Wrapper around `liana_wrap` to run liana for each sample.
Usage
liana_bysample(
sce,
idents_col,
sample_col,
verbose = TRUE,
inplace = TRUE,
aggregate_how = NULL,
...
)
Arguments
- idents_col
name of the cluster column
- sample_col
name of the sample/context column
- verbose
verbosity logical
- inplace
logical (TRUE by default) if liana results are to be saved to the SingleCellExperiment object (`sce@metadata$liana_res`)
- aggregate_how
if running multiple methods (default), then one cal also choose to aggregate the CCC results by sample.
- ...
Arguments passed on to
liana_wrap
sce
`SingleCellExperiment` object or `SeuratObject`
method
method(s) to be run via liana
resource
resource(s) to be used by the methods (`Consensus` by default), Use `all` to run all `human` resources in one go), or `custom` to run liana_wrap with an appropriately formatted custom resource, passed via `exernal_resource`
external_resource
external resource in OmniPath tibble format
min_cells
minimum cell per cell identity to be considered for analysis
return_all
whether to return all possible interactions.
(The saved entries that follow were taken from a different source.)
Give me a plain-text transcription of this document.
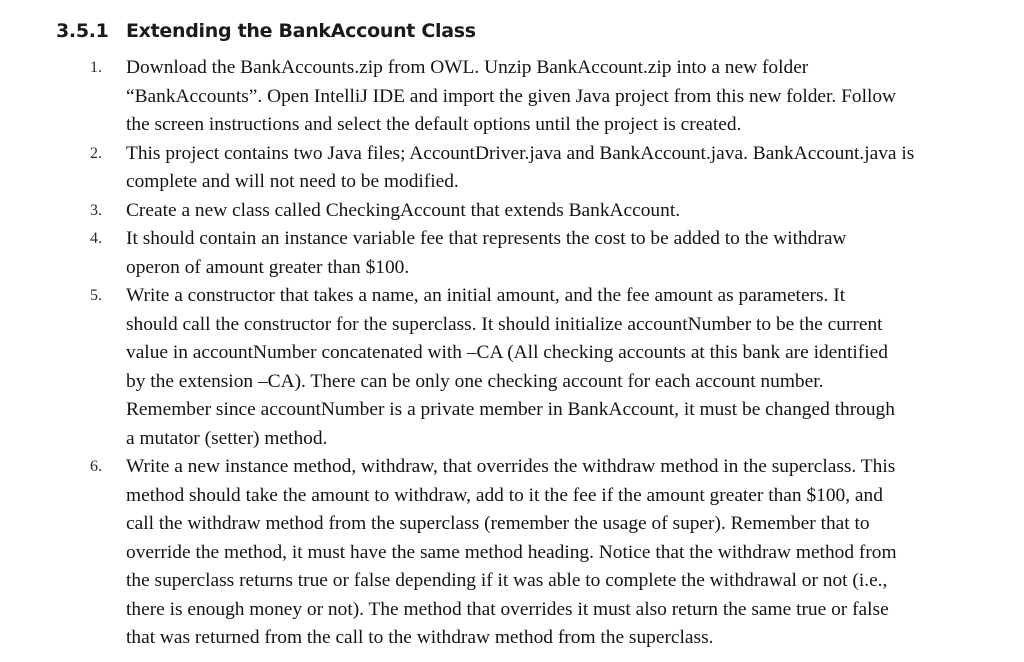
3.5.1 Extending the BankAccount Class
1. Download the BankAccounts.zip from OWL. Unzip BankAccount.zip into a new folder
“BankAccounts”. Open IntelliJ IDE and import the given Java project from this new folder. Follow
the screen instructions and select the default options until the project is created.
2. This project contains two Java files; AccountDriver.java and BankAccount.java. BankAccount.java is
complete and will not need to be modified.
3. Create a new class called CheckingAccount that extends BankAccount.
4. It should contain an instance variable fee that represents the cost to be added to the withdraw
operon of amount greater than $100.
5. Write a constructor that takes a name, an initial amount, and the fee amount as parameters. It
should call the constructor for the superclass. It should initialize accountNumber to be the current
value in accountNumber concatenated with –CA (All checking accounts at this bank are identified
by the extension –CA). There can be only one checking account for each account number.
Remember since accountNumber is a private member in BankAccount, it must be changed through
a mutator (setter) method.
6. Write a new instance method, withdraw, that overrides the withdraw method in the superclass. This
method should take the amount to withdraw, add to it the fee if the amount greater than $100, and
call the withdraw method from the superclass (remember the usage of super). Remember that to
override the method, it must have the same method heading. Notice that the withdraw method from
the superclass returns true or false depending if it was able to complete the withdrawal or not (i.e.,
there is enough money or not). The method that overrides it must also return the same true or false
that was returned from the call to the withdraw method from the superclass.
Any interaction with `expr_prop` below the specific threshold will be assigned to the *worst* possible score in those that pass the threshold. For example, p-values from CellPhoneDB will be assigned to max(pvalue) - likely 1, and lr_means will be assigned to min(lr_means). Note that this applies only to the internal methods of liana.
supp_columns
any supplementary/additional columns which are to be returned by liana. Possibilities include: c("ligand.expr", "receptor.expr" "ligand.stat", "receptor.stat", "ligand.pval", "receptor.pval", "ligand.FDR", "receptor.FDR", etc)
assay
assay to be used by Seurat, by default set to `NULL` and will use the DefaultAssay.
.simplify
if methods are run with only 1 resource, return a list of tibbles for each method (default), rather than a list of lists with method-resource combinations
base
Default to NULL (i.e. log2-transformation is assumed for SCE, and log-tranformation for Seurat). This is a requred step for the calculation of the logFC method - ensures that any other preprocessing of the counts is preserved. One could also pass `NaN` if they wish to use the counts stored in the counts assay/slot, or any other number according to the base that was used for log-tranformation.
cell.adj
cell adjacency tibble/dataframe /w weights by which we will `multiply` the relevant columns. Any cell pairs with a weights of 0 will be filtered out. Note that if working with LIANA's default methods, we suggest weights >= 0 & =< 1. This ensure that all methods' score will be meaningfully weighed without changing the interpretation of their scores, thus allow one to filter SCA, rank NATMI, etc.